Limitations & Future Work¶
- The authors acknowledge that currently only kinematic/proprioceptive states are utilized as inputs. Richer modalities (contact forces, vision, language) will need to be incorporated in the future.
- During the data curation phase, object-interaction motions are explicitly filtered out (such as sitting, swimming, and climbing stairs). Therefore, the current system only covers whole-body movements in open, empty environments and does not support human-object interaction—marking a clear boundary in its applicability.
- Evaluations are primarily conducted on the AMASS-test split and a few dancing/teleoperation scenarios, lacking systematic evaluations against real-world robustness challenges such as terrain variations, external forces, or payloads. The physical robot quantitative table contains only four dance sequences, which is a relatively small sample size.
- Future work mentions coupling the model with long-horizon planning or VLA-style instructions toward more general embodied foundation models—implying that the current Humanoid-GPT still only "tracks a given reference" and does not make high-level decisions.
Related Work & Insights¶
- vs. SONIC: Also takes a scaling path (100M frames) but employs an MLP controller, leading to capacity saturation as data scales. In contrast, this work uses a Transformer with 2B frames; the architecture does not saturate, fully benefiting from scaling.
- vs. HumanPlus: Similarly uses a Transformer controller but trains it via standard PPO, missing out on the parallel-supervision advantages of Transformers. This work uses DAgger sequence distillation, which supervises the entire history in parallel in a single forward pass.
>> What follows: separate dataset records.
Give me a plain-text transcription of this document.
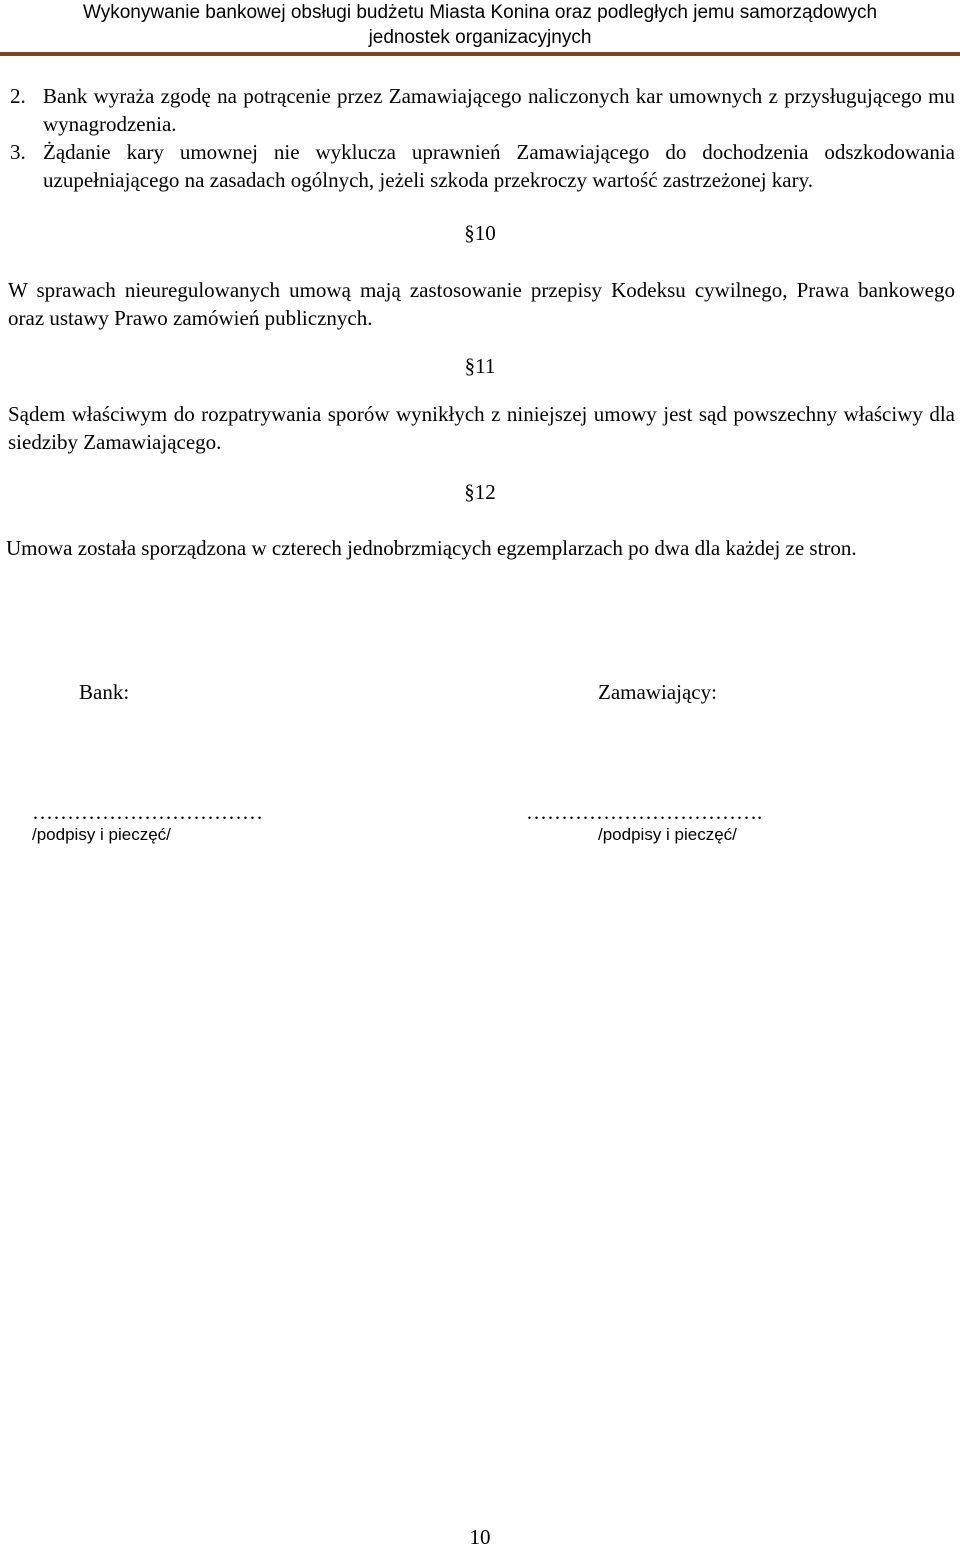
Wykonywanie bankowej obsługi budżetu Miasta Konina oraz podległych jemu samorządowych
jednostek organizacyjnych
2. Bank wyraża zgodę na potrącenie przez Zamawiającego naliczonych kar umownych z przysługującego mu wynagrodzenia.
3. Żądanie kary umownej nie wyklucza uprawnień Zamawiającego do dochodzenia odszkodowania uzupełniającego na zasadach ogólnych, jeżeli szkoda przekroczy wartość zastrzeżonej kary.
§10
W sprawach nieuregulowanych umową mają zastosowanie przepisy Kodeksu cywilnego, Prawa bankowego oraz ustawy Prawo zamówień publicznych.
§11
Sądem właściwym do rozpatrywania sporów wynikłych z niniejszej umowy jest sąd powszechny właściwy dla siedziby Zamawiającego.
§12
Umowa została sporządzona w czterech jednobrzmiących egzemplarzach po dwa dla każdej ze stron.
Bank:	Zamawiający:
……………………………	…………………………….
/podpisy i pieczęć/	/podpisy i pieczęć/
10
- vs. GMT / UniTracker: GMT utilizes MoE + adaptive sampling, and UniTracker relies on a CVAE teacher-student framework to expand coverage, yet both are constrained by limited motion scales. This work treats scale as a first-class citizen and addresses the "diversity \(\neq\) balance" long-tail problem via HME.
- vs. BeyondMimic / TWIST: The former is agile but generalizes poorly to zero-shot scenarios, while the latter generalizes well but struggles with highly dynamic movements—precisely the trade-off this paper aims to resolve. Humanoid-GPT demonstrates that this trade-off stems from insufficient scale and mismatched design rather than being inherent.
Rating¶
- Novelty: ⭐⭐⭐⭐⭐ First work to distill hundreds of RL experts into a GPT-style causal tracker and systematically characterize the scaling laws of humanoid tracking.
- Experimental Thoroughness: ⭐⭐⭐⭐ Solid joint-scaling analysis across data, model, and architecture, with credible real-world deployment. However, physical quantitative samples are scarce, and assessments for disturbance robustness are missing.
- Writing Quality: ⭐⭐⭐⭐ Clear three-stage pipeline and logical motivators, with robust analyses of HME and scaling laws.
- Value: ⭐⭐⭐⭐⭐ Provides a highly reproducible "scale + distillation" roadmap for general whole-body control, with the zero-shot physical dancing experiments delivering a powerful impact.